Kein Schutz vor „Voice Cloning“
Die schlechte Nachricht: Schutz vor „Voice Cloning“ gibt es bislang noch nicht. Opfer von Schock-Anrufen mit KI sollten also nach wie vor auf bewährte Mittel zurückgreifen, um Täter zu entlarven. Das sollten Sie tun, wenn Sie Schock-Anrufe von angeblichen Verwandten erhalten:
- Viele Rückfragen stellen, vor allem zu persönlichen Dingen, die die Täter nicht wissen können.

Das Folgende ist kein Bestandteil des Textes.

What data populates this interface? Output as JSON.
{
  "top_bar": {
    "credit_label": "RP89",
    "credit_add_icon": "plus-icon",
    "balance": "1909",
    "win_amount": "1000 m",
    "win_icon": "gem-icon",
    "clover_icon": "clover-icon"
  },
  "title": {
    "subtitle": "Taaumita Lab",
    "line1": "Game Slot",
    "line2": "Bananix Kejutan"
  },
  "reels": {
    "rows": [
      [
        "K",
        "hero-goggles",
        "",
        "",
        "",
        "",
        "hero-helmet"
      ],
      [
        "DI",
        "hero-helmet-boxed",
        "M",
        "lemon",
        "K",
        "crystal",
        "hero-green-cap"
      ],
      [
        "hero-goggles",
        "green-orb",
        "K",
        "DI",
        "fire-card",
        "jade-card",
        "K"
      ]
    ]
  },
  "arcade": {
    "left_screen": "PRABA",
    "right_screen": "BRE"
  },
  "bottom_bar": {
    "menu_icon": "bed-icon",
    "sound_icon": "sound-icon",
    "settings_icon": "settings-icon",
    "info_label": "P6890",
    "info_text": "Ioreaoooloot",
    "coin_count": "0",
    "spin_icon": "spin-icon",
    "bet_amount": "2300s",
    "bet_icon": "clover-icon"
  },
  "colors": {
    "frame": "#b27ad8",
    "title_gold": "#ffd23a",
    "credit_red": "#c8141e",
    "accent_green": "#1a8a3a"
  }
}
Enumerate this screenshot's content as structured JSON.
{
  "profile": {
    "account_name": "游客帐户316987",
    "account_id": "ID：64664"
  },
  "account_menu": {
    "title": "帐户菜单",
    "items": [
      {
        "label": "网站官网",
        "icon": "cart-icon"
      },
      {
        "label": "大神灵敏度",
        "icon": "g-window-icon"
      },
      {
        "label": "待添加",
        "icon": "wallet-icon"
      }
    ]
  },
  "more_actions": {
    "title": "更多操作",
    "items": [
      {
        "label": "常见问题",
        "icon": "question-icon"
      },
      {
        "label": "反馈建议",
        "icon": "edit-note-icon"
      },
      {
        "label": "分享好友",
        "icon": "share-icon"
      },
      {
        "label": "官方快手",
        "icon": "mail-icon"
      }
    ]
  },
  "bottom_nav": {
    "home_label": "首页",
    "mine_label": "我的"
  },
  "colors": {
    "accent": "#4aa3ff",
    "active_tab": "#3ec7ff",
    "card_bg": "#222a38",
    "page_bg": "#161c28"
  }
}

Auch mit Kindern oder Enkeln im Vorfeld vereinbarte Code-Wörter können helfen, Täter schnell zu entlarven.
- Den Verwandten unter der bekannten Nummer anrufen.
- Keine Details zu persönlichen oder finanziellen Verhältnissen preisgeben.
- Lassen Sie sich nicht in ein Gespräch verwickeln oder unter Druck setzen. Legen Sie einfach auf.
- Falls Sie einen solchen Anruf erhalten haben, wenden Sie sich bitte umgehend an Ihre örtlich zuständige Polizeidienststelle, um den Vorfall zur Anzeige zu bringen.